Neural TTS models generate audio from scratch using deep learning; they sound natural and handle novel sentences well. Concatenative TTS stitches recorded audio clips, faster but robotic.

Prosody and emphasis

Prosody is the rhythm, stress, and intonation of speech. Good TTS knows to emphasise 'not' in 'that is not correct' and to rise at the end of questions.

Streaming audio output

Streaming TTS begins playing audio before the entire response is synthesised. This reduces perceived latency from 2-3 seconds to under 500ms in real-time systems.

Voice cloning

Some TTS systems can clone a speaker's voice from a short sample. Cartesia supports voice cloning for custom deployments, though Lucy OS1 uses a fixed, professionally designed voice.

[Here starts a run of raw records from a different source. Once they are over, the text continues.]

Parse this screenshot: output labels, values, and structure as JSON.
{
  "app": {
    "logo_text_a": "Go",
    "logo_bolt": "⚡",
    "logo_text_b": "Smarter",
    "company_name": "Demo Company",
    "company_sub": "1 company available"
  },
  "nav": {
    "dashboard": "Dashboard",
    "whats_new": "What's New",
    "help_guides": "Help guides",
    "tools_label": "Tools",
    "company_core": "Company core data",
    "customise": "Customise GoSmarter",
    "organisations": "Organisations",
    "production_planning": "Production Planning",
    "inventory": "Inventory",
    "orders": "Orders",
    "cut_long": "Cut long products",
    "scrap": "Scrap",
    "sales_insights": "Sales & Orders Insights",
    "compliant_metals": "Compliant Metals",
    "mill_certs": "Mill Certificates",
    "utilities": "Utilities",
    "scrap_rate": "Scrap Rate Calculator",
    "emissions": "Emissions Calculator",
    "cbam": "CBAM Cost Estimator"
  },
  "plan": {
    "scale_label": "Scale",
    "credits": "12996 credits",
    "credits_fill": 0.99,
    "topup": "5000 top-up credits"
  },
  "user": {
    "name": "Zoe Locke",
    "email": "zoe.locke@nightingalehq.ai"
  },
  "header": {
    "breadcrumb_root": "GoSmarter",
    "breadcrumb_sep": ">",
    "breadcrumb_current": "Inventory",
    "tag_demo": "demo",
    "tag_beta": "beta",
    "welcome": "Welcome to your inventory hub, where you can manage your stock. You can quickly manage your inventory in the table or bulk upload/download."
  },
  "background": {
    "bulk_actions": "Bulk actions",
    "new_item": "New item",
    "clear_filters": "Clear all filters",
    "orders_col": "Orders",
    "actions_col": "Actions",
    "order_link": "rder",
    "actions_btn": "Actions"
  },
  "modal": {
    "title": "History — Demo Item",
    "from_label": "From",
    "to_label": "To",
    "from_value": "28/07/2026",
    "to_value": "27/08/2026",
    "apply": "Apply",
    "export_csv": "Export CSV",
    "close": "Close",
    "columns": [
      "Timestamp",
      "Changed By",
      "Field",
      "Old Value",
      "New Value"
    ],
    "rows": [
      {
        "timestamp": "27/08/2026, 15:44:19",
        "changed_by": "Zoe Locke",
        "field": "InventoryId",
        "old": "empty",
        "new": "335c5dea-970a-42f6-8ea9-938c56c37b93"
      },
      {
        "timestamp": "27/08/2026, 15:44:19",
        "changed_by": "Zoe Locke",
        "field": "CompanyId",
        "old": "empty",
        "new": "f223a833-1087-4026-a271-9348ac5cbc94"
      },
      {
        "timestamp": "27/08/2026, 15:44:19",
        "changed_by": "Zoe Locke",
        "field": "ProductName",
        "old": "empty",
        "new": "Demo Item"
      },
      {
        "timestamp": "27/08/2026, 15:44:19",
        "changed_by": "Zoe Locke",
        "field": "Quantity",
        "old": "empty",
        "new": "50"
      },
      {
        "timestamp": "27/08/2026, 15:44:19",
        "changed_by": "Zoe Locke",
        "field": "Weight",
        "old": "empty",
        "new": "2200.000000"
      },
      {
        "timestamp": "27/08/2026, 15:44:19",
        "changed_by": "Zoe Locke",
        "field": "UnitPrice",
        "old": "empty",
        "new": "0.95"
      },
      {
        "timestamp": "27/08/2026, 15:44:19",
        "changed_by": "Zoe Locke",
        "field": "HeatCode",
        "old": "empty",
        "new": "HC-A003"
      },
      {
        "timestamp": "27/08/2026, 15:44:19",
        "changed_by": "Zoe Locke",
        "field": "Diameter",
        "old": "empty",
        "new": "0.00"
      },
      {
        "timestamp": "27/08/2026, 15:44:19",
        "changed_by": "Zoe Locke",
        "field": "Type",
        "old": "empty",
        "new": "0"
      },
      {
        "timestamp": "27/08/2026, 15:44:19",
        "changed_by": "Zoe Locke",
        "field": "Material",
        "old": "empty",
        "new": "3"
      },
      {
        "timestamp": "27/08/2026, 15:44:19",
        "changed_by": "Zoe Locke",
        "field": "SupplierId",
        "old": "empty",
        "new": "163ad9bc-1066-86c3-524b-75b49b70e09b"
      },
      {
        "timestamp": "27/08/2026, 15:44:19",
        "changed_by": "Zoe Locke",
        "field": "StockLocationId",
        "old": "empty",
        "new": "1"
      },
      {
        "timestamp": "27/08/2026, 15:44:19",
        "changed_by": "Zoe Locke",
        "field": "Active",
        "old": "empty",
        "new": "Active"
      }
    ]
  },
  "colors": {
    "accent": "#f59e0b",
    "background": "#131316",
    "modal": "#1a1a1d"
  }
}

Frequently Asked Questions

What is the most natural-sounding text-to-speech in 2026?

ElevenLabs and Cartesia are widely considered the most natural-sounding neural TTS providers. Cartesia's Sonic model has particularly low latency, making it ideal for real-time voice AI.

How does TTS latency affect AI conversations?

TTS latency is the delay between the AI finishing text generation and the first audio byte playing. In conversation, humans notice gaps above 300ms. Cartesia Sonic streaming achieves first-audio latency under 200ms.

Can TTS models speak in multiple languages?

Yes. Modern TTS models like Cartesia Sonic-2 support multiple languages including English, French, Spanish, German, Italian, Portuguese, Japanese, Chinese, and more.

Why does AI voice still sometimes sound unnatural?

The most common artifacts are: incorrect stress on homographs (words spelled the same but pronounced differently), flat intonation on long sentences, and mishandled punctuation. These are active areas of research.

Is text-to-speech the same as voice synthesis?

Yes, they are used interchangeably. Voice synthesis is the broader term; TTS specifically refers to converting text input to audio output.